A NIGHT IN NAPLES.

This is the one night in all the year
When the faithful of Naples who love their priest
May find their faith and their wealth increased;
For just as the stroke of midnight is here,

Those who with faithful undoubting mind
Their "Aves" mutter, their rosaries tell,
They without doubt shall a recompence find;
Yea, their faith indeed shall profit them well.

Therefore, to-night, in the hot thronged street
By San Gennaro's, the people devout,
With banner, and relic, and thurible meet,
With some sacred image to marshal them out.

For a few days hence, the great lottery
Of the sinful city declared will be,
And it may be that Aves and Paters said
Will bring some aid from the realms of the dead.

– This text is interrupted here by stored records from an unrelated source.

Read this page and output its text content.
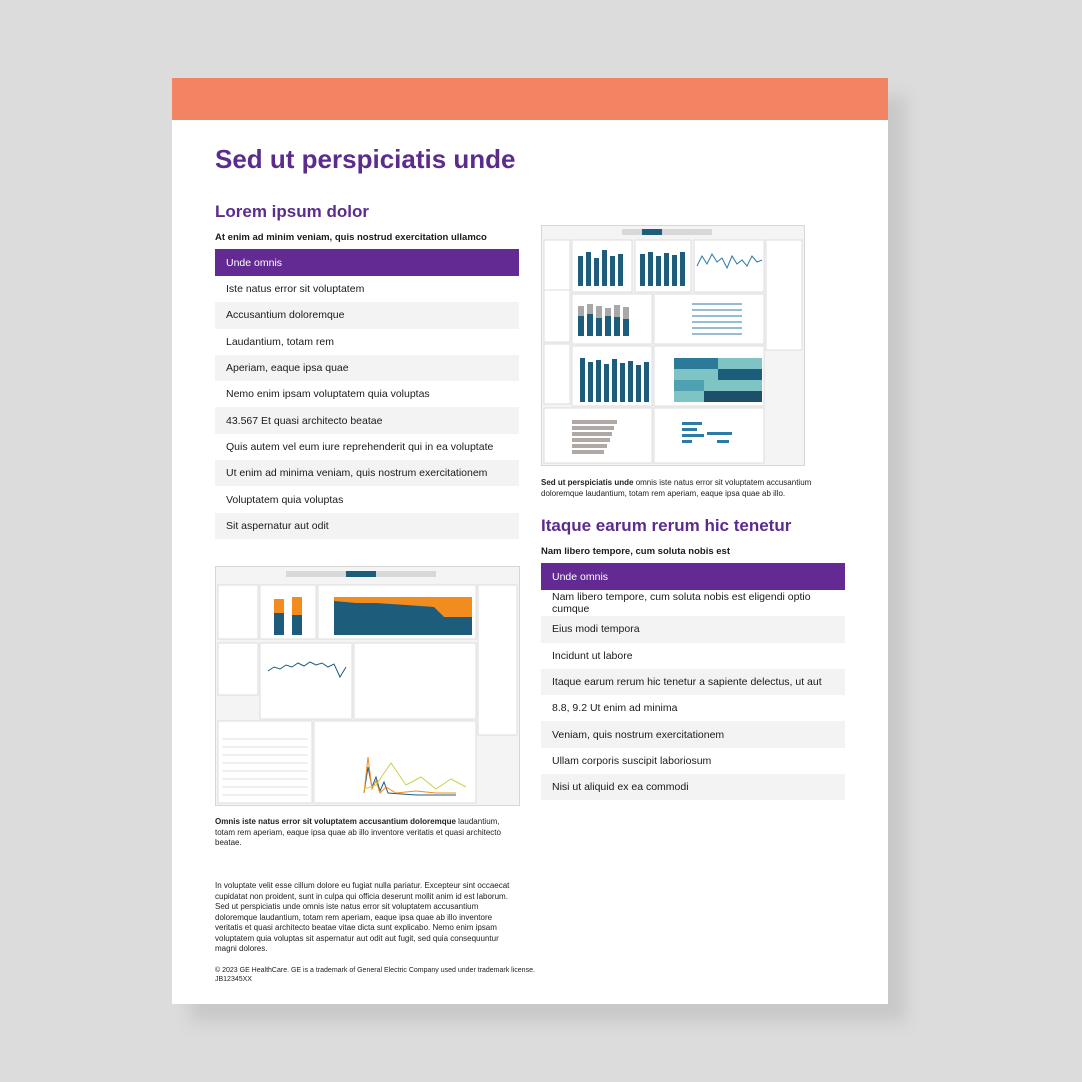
Sed ut perspiciatis unde
Lorem ipsum dolor
At enim ad minim veniam, quis nostrud exercitation ullamco
Unde omnis
Iste natus error sit voluptatem
Accusantium doloremque
Laudantium, totam rem
Aperiam, eaque ipsa quae
Nemo enim ipsam voluptatem quia voluptas
43.567 Et quasi architecto beatae
Quis autem vel eum iure reprehenderit qui in ea voluptate
Ut enim ad minima veniam, quis nostrum exercitationem
Voluptatem quia voluptas
Sit aspernatur aut odit
Sed ut perspiciatis unde omnis iste natus error sit voluptatem accusantium doloremque laudantium, totam rem aperiam, eaque ipsa quae ab illo.
Itaque earum rerum hic tenetur
Nam libero tempore, cum soluta nobis est
Unde omnis
Nam libero tempore, cum soluta nobis est eligendi optio cumque
Eius modi tempora
Incidunt ut labore
Itaque earum rerum hic tenetur a sapiente delectus, ut aut
8.8, 9.2 Ut enim ad minima
Veniam, quis nostrum exercitationem
Ullam corporis suscipit laboriosum
Nisi ut aliquid ex ea commodi
Omnis iste natus error sit voluptatem accusantium doloremque laudantium, totam rem aperiam, eaque ipsa quae ab illo inventore veritatis et quasi architecto beatae.
In voluptate velit esse cillum dolore eu fugiat nulla pariatur. Excepteur sint occaecat cupidatat non proident, sunt in culpa qui officia deserunt mollit anim id est laborum. Sed ut perspiciatis unde omnis iste natus error sit voluptatem accusantium doloremque laudantium, totam rem aperiam, eaque ipsa quae ab illo inventore veritatis et quasi architecto beatae vitae dicta sunt explicabo. Nemo enim ipsam voluptatem quia voluptas sit aspernatur aut odit aut fugit, sed quia consequuntur magni dolores.
© 2023 GE HealthCare. GE is a trademark of General Electric Company used under trademark license.
JB12345XX
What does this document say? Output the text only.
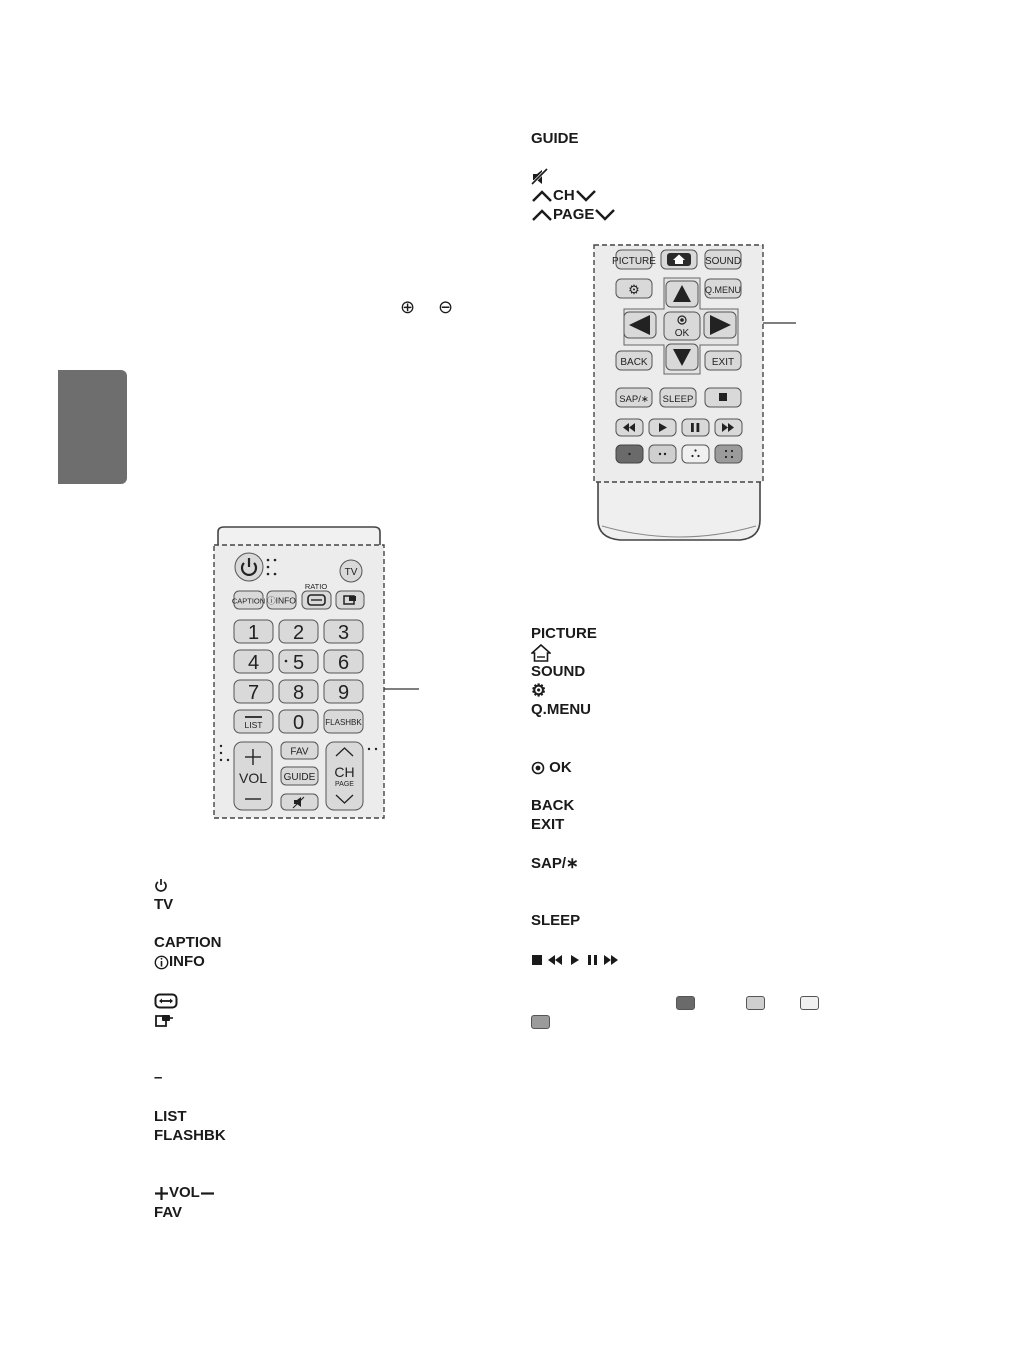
GUIDE
CH
PAGE
⊕ ⊖
PICTURE	SOUND
⚙	Q.MENU
OK
BACK	EXIT
SAP/∗ SLEEP
TV
RATIO
CAPTION ⓘINFO
1 2 3
4 5 6
7 8 9
LIST 0	FLASHBK
VOL
FAV
GUIDE CH
PAGE
PICTURE
SOUND
⚙
Q.MENU
OK
BACK
EXIT
SAP/∗
SLEEP
TV
CAPTION
INFO
–
LIST
FLASHBK
VOL
FAV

And so to the terrible place of the tomb
They go forth, a pitiful crowd, through the gloom,
To where all the dead of the city decay,
Waiting the trump of the judgment day.

For every day of the circling year
Brings its own sum of corruption here;
Every day has its great pit, fed
With the dreadful heap of the shroudless dead

And behind a grated rust-eaten door,
Marked each with their fated month and day,
The young and the old, who in life were poor,
Fester together and rot away.

Silence is there, the silence of death,
And in silence those poor pilgrims wearily pace,
And the wretched throng, pitiful, holding its breath,
Comes with shuffling steps to the dreadful place.

Till before these dark portals, the silent crowd
Breaks at length into passionate suffrages loud,
Waiting the flickering vapour thin,
Bred of the dreadful corruption within.